Baptism of fire looming for Schmidt
New Irish coach expresses concerns over Sexton’s workload and implications for others tempted by Top 14
Head coach Joe Schmidt address the Ireland rugby squad during their training session at Carton House in Co Kildare yesterday. Photograph: Dan Sheridan/Inpho
Ireland head coach Joe Schmidt addressing a press conference at the Ireland rugby squad’s Carton House base in Co Kildare yesterday. Photograph: Dan Sheridan/Inpho
As an indicator of the intensity of the two-day get-together with an extended Ireland squad in Carton House, the recently-installed Ireland head coach had almost lost his voice.

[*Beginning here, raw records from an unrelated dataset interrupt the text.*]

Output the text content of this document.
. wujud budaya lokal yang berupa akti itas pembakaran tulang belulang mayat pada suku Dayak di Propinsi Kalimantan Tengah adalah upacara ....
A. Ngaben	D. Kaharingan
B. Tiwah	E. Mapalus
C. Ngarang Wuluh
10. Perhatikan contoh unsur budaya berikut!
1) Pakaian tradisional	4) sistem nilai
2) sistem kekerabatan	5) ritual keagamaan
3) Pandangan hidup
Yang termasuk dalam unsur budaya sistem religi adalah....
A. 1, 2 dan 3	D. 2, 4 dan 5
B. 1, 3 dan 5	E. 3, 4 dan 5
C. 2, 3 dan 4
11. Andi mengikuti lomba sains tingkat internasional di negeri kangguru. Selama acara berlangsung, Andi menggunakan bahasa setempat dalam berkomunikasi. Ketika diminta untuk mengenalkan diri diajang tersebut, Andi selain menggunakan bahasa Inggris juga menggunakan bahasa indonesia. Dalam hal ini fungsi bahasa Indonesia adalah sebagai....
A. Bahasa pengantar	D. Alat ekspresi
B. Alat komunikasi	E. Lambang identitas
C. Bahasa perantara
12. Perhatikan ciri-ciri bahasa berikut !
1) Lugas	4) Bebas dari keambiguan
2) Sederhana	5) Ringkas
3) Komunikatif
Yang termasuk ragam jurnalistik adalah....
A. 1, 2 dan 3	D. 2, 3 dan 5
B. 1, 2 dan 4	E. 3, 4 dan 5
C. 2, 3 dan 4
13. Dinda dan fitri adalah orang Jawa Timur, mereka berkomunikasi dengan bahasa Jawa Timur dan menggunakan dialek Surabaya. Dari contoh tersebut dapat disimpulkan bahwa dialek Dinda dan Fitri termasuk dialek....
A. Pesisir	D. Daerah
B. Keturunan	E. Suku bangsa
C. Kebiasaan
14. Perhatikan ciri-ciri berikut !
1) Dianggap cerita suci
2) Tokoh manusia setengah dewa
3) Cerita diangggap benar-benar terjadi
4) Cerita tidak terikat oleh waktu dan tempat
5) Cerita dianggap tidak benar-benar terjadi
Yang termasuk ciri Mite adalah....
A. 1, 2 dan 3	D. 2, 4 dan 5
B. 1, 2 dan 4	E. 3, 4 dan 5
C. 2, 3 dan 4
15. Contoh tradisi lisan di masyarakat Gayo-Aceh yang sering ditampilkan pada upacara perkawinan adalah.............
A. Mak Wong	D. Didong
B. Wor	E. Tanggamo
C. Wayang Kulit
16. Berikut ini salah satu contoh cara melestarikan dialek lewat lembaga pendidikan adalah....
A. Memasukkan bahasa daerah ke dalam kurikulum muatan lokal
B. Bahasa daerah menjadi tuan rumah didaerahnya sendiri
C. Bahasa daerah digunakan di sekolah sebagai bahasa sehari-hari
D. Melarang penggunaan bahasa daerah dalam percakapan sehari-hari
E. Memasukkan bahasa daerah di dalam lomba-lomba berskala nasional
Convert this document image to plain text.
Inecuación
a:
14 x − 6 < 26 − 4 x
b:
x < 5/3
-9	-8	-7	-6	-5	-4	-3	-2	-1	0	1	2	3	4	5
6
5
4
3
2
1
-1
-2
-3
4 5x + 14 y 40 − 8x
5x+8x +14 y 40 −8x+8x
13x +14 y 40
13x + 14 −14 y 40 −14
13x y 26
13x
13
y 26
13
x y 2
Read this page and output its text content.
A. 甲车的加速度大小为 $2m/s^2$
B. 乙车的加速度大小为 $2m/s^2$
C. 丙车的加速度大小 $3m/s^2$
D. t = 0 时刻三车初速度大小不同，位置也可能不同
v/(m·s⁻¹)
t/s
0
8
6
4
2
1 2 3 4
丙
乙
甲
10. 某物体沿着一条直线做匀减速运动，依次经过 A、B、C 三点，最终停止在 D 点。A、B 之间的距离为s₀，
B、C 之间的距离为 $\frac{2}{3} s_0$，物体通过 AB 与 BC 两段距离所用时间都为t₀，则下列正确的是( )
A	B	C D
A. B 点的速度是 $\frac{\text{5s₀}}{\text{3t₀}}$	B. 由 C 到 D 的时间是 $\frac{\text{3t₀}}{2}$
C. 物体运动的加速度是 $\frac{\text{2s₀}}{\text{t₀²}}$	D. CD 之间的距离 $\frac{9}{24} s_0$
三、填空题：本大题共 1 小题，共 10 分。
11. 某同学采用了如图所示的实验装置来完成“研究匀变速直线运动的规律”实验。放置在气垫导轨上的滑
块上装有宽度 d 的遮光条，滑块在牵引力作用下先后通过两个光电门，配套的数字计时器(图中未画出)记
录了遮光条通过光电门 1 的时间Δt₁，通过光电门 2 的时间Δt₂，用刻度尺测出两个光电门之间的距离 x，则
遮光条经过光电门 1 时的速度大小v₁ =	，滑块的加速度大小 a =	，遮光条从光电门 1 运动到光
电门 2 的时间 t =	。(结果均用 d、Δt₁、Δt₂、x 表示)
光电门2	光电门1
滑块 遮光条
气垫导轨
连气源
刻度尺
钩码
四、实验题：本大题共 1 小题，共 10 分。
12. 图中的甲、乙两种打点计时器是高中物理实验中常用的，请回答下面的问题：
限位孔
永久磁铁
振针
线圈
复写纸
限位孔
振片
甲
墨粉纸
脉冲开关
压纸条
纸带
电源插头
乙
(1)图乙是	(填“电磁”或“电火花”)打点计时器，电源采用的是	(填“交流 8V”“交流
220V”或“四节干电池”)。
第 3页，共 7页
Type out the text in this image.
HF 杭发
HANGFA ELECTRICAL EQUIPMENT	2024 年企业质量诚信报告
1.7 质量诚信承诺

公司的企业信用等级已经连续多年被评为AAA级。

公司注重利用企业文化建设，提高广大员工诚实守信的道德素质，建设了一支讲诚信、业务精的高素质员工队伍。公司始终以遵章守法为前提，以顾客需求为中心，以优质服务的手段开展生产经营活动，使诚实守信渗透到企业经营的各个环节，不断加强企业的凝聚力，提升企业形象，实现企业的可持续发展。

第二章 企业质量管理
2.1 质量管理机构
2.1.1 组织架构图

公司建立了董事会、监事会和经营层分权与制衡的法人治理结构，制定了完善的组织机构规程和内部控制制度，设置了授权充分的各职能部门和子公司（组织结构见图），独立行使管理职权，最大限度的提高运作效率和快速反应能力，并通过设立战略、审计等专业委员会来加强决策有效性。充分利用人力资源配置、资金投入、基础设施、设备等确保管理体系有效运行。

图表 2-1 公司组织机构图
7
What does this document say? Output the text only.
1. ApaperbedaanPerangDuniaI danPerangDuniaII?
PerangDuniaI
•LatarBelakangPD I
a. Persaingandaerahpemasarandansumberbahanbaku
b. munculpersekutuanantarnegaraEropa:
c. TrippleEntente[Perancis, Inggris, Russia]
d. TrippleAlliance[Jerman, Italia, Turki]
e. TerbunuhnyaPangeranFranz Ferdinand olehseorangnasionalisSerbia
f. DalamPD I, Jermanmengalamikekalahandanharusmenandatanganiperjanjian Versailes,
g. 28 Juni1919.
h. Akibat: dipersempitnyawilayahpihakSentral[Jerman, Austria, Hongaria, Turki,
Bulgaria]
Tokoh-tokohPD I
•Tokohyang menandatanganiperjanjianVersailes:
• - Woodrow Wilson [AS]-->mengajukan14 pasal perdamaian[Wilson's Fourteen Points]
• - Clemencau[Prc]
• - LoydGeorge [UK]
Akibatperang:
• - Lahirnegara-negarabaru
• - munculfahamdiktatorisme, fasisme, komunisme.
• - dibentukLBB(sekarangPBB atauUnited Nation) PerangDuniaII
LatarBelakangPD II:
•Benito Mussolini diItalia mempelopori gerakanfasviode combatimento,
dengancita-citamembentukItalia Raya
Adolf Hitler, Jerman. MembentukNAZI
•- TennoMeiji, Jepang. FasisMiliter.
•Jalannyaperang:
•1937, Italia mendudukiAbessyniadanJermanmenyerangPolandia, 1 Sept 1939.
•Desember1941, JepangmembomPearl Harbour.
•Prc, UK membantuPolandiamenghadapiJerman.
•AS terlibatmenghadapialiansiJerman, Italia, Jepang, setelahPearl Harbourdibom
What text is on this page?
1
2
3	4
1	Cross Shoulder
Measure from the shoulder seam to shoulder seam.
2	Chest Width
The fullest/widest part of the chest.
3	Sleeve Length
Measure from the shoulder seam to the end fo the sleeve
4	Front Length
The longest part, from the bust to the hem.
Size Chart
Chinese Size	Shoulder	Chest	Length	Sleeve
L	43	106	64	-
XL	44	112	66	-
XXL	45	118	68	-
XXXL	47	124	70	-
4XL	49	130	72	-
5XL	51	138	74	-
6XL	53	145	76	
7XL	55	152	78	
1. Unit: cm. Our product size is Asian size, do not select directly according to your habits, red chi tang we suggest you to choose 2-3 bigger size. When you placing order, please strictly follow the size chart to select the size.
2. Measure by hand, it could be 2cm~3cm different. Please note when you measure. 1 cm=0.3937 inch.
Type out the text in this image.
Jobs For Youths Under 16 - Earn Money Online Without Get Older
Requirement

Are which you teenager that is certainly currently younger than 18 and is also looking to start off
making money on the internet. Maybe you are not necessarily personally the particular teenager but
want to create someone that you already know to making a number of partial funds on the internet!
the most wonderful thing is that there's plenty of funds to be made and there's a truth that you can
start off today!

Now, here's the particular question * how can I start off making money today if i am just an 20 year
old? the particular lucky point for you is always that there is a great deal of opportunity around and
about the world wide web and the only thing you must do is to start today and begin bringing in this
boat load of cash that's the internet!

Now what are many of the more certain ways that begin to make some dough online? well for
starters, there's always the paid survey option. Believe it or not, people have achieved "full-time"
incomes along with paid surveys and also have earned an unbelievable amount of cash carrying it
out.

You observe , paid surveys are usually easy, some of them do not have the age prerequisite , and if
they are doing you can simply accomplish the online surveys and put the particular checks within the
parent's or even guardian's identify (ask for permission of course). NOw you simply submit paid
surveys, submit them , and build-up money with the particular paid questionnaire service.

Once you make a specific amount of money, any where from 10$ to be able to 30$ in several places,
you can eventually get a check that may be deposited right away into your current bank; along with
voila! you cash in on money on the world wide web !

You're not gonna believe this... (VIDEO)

As he hoarsely admitted, Joe Schmidt is a little out of practice at this coaching lark.
We can take it therefore, for his first on-field sessions since signing off with Leinster, Schmidt was in full voice, and the players have been taken aback by Schmidt’s presence, precision and attention to detail.
The breakdown area, and the work each and every one of them had done there to date in their provincial games, received the most attention.
Adapting to less day-to-day involvement, and a schedule curtailed from up to 33 games per season to 10, and all of them cup finals, is one issue, not least with a Guinness Series against Samoa, Australia and New Zealand starting in seven weeks.
Then there is Jonny Sexton having played seven games (five from the start) in six weeks for Racing Metro, although it was decidedly helpful Sexton was again in attendance.
Sexton’s game time is also a concern in the context of Racing’s acute interest in Seán O’Brien, and Jamie Heaslip also being out of contract at the end of the season.
“He’s enjoyed his seven games in six weeks,” noted Schmidt in welcoming Sexton into this camp and, he hopes, two weeks out from the Samoan game, albeit with the rider: “I haven’t enjoyed the fact he has played seven games in six weeks, to be honest.”
Flanked by defence coach Les Kiss and new forwards coach John Plumtree, Schmidt added: “They are getting great value out of him (Sexton), not just in minutes played but his kicking has been really consistent.
“He’s shown his attacking prowess and his decision-making is something that makes him, I think, a superb player.
“He is also good at gelling a group together, although that has been a little bit more difficult with the language, but he is really positive.”
Clearly concerned at the heightened threat from the Top 14, Schmidt also observed: “For Jamie Heaslip, Seán O’Brien and those sort of players, with the amount of collisions they are involved in, in a game, would they benefit from seven games in six weeks? Absolutely not.
“In the end the club they were at wouldn’t benefit either because they would end up breaking them if they used them to that degree.
“Certainly it wouldn’t benefit us. It would be a concern for us if they are over-utilised in that matter. If they can be kept in the country that is a massive advantage for us.”
As when he was at Leinster, he will not be involved in the negotiations.
“The wheels are in motion but while some people may feel those wheels need to be greased a little bit, sometimes it’s not from the IRFU end that things stall. I know on some occasions that’s been a sticking point.”